It's time to get your hero on!  The Champions of Zeta City have an opening, so you can make it onto the team by earning enough fame to prove your worth by taking on a big villain, plus their henchmen and underlings.  Other wannabe heroes have the same idea, but you can prove your worth by outdoing them (or attacking them).  This is the world of Heroes Wanted, a card/board game from Action Phase Games that has the silliest heroes and villains outside of The Tick -- and some very good gameplay too.

Each player assembles their hero by combining a card from the A deck (the top half, which gives a type of hero (Vigilante, Cosmic, Tech, or Mutant) and superpower) and from the B deck (with a more ongoing ability).  Players can go for straight ability (like Danger Blade), silliness (Brunch Giraffe), or a mix of the two (like American Weevil).  Players also get a random quirk, which gives them 10 fame but goes down 2 fame each time they don't do what the quirk says (like consoling another hero who rests, or posing heroically after damaging a bad guy).  Players get a Hero Bonus area, which gives benefits when they complete Headlines.  Finally, the heroes get four basic action cards, one Superpower action card, and one Hero Type card.

Villains are assembled by combining A and B cards  -- so far, I've faced the Mama Twins, Unstoppable Jock, and the dreaded Cat Taco -- and the villain usually has 15 hit points per player.   The scenario (four come in the basic game) includes: spaces for the Villain (plus their movement), underlings, and henchmen; special rules, from throwing out trash to secret doors; Headlines that give players fame when accomplished; and when the villain escape if not knocked out.  Once that's all set up, it's time to play!
Starting with the first hero (which can change during the game) and going clockwise, each player can play one action card.  These are usually a movement or attack, but they can sometimes do other things, like make a player the first hero or let them get a card from their discards.  Players can knock out an underling for 4 damage (and earn 1 fame) or henchman for 5 damage (and get 2 fame), or damage the villain (earning half the hit point damage at the end of the game, plus a bonus for knocking them out or doing the most damage to them).  Players can also attack other players.  If a player meets a headline requirement (like knocking out three henchmen or earning 10 fame), the players get a bonus from their Hero Bonus card.  And since players can't use cards in their discard pile, they can choose to rest, doing nothing but getting all their cards back.

Of course, villains get to attack back!  The main villain does an amount of damage determined by their A and B cards; in addition, heroes take 1 damage from each adjacent underling and 2 damage from each adjacent henchman.  Players can discard cards equal to or greater than the damage to avoid being injured.  If a player can't, they spend the next turn doing nothing (and getting all their cards back) and get an injury token, which adds 1 to future damage and costs them 2 fame at the end of the game.

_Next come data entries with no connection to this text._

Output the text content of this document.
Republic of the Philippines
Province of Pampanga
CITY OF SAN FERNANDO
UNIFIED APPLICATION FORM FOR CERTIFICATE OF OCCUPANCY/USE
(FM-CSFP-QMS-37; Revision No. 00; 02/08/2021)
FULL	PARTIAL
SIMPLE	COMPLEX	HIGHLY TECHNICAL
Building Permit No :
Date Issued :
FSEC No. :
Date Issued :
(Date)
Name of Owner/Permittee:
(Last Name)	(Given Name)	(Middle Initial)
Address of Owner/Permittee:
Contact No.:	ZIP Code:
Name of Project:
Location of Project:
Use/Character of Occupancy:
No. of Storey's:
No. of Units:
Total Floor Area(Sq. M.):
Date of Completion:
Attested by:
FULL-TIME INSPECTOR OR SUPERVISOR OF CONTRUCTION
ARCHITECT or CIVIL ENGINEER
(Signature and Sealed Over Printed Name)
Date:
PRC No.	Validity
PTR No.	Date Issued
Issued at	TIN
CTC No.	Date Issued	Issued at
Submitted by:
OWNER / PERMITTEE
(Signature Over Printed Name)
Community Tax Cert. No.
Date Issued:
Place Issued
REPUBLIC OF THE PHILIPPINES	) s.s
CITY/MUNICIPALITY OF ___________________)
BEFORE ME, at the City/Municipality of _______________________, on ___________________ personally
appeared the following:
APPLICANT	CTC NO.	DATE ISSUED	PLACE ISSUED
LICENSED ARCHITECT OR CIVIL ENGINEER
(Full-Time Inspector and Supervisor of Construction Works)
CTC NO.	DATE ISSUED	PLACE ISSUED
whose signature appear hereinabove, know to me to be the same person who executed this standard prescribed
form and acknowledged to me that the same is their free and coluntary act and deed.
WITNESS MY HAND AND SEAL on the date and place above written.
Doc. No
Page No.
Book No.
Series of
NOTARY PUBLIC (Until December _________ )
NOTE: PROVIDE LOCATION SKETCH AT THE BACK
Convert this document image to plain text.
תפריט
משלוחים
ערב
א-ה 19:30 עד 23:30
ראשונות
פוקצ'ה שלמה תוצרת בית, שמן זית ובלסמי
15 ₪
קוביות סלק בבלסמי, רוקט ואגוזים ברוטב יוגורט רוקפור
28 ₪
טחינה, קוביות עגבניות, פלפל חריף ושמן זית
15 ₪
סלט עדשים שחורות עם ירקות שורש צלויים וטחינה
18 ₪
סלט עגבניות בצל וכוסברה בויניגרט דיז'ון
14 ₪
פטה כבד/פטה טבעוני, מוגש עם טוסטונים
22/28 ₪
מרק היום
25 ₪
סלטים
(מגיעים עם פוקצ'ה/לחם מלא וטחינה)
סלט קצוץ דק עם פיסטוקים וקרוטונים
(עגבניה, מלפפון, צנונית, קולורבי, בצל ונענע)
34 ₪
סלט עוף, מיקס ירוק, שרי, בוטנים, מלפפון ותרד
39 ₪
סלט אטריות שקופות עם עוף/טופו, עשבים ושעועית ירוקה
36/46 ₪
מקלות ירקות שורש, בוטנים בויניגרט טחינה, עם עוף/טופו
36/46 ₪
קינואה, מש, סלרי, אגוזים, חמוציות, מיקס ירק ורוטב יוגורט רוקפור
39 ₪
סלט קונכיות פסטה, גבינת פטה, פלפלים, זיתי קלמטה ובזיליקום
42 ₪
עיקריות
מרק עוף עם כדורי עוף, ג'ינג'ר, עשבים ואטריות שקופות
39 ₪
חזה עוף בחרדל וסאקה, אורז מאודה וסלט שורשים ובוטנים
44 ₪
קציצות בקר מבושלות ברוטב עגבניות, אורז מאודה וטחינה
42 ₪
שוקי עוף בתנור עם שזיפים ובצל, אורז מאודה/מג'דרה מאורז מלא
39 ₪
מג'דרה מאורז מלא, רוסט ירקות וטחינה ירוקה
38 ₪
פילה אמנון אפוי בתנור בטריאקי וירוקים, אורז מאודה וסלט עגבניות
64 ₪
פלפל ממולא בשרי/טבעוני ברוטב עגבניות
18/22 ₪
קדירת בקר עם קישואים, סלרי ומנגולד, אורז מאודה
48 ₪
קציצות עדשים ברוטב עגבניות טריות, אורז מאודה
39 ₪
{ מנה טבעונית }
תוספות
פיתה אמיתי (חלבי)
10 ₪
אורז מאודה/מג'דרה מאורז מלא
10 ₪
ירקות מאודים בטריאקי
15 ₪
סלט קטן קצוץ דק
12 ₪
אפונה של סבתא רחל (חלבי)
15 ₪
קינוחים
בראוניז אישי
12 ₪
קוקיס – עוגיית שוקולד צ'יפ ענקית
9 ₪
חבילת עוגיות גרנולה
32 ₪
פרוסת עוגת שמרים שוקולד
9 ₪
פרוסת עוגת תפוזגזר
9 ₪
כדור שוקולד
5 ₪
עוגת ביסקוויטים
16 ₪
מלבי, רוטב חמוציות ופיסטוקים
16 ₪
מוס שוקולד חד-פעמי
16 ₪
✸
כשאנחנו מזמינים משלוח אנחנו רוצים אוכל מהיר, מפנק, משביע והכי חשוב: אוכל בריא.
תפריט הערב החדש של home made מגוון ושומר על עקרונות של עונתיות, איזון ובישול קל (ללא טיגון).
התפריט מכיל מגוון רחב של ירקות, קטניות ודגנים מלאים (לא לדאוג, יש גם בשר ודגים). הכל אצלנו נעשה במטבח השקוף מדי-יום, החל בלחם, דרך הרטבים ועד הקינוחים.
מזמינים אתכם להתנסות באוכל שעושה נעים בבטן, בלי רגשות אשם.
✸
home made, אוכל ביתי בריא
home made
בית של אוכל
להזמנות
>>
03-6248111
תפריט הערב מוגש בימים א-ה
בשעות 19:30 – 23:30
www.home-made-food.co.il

There is so much I like about Heroes Wanted.  The game has an absolutely terrific sense of humor, from the hero and villain combos to the flavor text ("Giraffes are the nunchucks of the animal kingdom") and scenarios (where you stop villains from jaywalking or selling bootleg dvds).  The gameplay is also quite effective, as you have to decide when and who to attack, when to holds cards back to defend with, what headlines to grab, and what you'll do to win.  (I learned early on that knocking out the villain doesn't guarantee victory.)  The tokens are designed perfectly to see exactly what's on the board: Underlings are small and gray, henchmen are bigger and tan, and the villain is the biggest and black.  The Extra, Extra expansion gives many more hero and villain cards, and future expansions should provide new scenarios as well.  Heroes Wanted is perfect for folks what want to play something that's both thoughtful and amusing.  Trust me: I was DJ Worm.